My question is, where is the main configuration file for NGINX if the /etc/nginx/uci.conf is recreated each startup? I'm happy configuring NGINX via CLI but I don't need any of the UCI related features therefore I would rather have a NGINX configuration file based at /etc/nginx I can configure manually. Is it possible to compile my own NGINX for OpenWrt that is similar to running NGINX on Debian/Ubuntu for example? If not, is there a way I can configure my own /etc/nginx/nginx.conf file for example without any UCI or startup scripts getting in the way?

/etc/nginx/nginx.conf

...
server { 
	listen 80; 
	server_name example.com; 
	return 301 https://$host$request_uri; 
} 
server { 
	listen 443 ssl; 
	server_name operwrt-ap1.lan; 
	location /some/path/ { 
		proxy_set_header Host $host; 
		proxy_set_header X-Real-IP $remote_addr; 
		proxy_pass http://localhost:60443; 
	} 
}
...

Some documentation and guides I've been reading

Once I've got this working, I will be eventually creating a guide on the Wiki so others can benefit🙂

Hello,

I am currently running HAProxy on my OpenWRT router without any issue.
You can install it with opkg and the configuration is done like on Debian/Ubuntu, as OpenWRT is not "aware" of it so it doesn't really have uci commands.
Pretty easy to configure also once you get familiar with its configuration file.
The SSL termination in my case is done on a VPS in a datacenter also on HAProxy (as I have a dynamic wan ip and sometimes I even get a CGNAT ip), and the traffic is sent through a VPN tunnel to my OpenWRT. In your case, it depends if you are OK with clear text traffic on your LAN (then do the termination on the router, IF you have enough CPU power on your router), or on the servers otherwise.

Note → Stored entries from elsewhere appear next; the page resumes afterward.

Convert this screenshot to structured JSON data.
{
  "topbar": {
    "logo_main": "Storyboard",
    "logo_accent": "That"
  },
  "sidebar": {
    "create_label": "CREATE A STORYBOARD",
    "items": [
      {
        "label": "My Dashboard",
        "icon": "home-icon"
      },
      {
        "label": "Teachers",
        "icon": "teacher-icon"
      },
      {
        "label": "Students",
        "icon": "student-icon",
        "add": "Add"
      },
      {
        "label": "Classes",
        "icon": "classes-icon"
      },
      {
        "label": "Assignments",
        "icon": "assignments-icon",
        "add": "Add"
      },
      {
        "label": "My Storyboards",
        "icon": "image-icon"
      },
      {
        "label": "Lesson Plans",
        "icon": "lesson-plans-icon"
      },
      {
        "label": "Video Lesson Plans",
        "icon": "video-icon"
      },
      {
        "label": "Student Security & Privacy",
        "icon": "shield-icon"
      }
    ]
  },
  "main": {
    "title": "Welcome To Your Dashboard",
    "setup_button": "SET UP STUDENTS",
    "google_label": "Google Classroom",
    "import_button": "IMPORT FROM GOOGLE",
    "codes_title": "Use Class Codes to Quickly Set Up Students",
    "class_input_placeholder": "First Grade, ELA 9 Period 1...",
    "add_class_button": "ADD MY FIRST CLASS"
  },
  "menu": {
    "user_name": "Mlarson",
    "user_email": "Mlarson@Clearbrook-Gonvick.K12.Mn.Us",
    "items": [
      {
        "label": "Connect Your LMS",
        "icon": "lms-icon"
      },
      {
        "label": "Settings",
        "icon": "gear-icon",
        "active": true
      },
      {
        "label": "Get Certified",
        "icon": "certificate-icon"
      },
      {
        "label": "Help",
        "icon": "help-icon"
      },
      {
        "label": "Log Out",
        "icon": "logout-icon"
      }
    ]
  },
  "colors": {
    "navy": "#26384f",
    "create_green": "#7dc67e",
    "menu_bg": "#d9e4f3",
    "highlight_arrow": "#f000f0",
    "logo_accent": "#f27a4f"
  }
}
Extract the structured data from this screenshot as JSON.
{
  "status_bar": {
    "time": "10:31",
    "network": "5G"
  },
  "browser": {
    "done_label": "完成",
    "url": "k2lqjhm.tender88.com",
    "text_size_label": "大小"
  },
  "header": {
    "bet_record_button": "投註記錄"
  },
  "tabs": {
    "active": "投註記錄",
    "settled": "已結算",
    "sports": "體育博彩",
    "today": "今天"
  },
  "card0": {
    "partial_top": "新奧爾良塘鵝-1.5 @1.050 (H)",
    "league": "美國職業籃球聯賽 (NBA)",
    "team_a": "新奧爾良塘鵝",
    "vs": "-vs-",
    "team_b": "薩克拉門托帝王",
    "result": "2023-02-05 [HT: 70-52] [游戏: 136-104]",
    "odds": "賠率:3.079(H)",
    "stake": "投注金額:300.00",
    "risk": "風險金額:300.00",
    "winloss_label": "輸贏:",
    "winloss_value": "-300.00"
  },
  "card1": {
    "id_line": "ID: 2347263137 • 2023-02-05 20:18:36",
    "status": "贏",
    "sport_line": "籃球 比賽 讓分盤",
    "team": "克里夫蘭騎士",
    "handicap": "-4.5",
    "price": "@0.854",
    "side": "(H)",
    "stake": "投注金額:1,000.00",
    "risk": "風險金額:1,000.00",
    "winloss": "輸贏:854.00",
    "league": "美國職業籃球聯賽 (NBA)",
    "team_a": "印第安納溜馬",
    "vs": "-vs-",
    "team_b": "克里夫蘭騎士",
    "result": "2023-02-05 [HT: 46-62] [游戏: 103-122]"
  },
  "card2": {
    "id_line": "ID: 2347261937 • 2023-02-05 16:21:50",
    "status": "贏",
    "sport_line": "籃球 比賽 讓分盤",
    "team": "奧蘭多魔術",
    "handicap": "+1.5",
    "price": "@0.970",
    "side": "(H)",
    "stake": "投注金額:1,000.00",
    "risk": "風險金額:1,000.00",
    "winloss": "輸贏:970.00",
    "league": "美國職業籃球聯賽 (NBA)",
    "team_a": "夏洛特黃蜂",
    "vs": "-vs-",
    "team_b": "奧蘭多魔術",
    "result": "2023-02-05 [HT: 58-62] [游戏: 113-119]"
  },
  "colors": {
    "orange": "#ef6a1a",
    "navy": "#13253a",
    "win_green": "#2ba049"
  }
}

BTW, you can leave uHTTPd listening on 80/443 but limit it to LAN interface, as HAProxy/NGinx will listen on the same ports but on the WAN interface.

1 Like

@TerrenceOneill - You're talking about a type of proxy exactly opposite to the desired use case here. It is a point that doesn't seem to help the OP at all.

Also, a proxy doesn't really hide your activity, per-se. For example, while your ISP wouldn't be able to see what was on the other side of the proxy server, and the far end site wouldn't be able to see where the file was ultimately going, the proxy server operator would actually be able to understand your activity. Much like VPNs, the privacy considerations simply shift to another entity. That details of that are a discussion that is out of scope for these forums, though.

Just adding that you can also use either SSH tunneling or Cloudflare tunnels.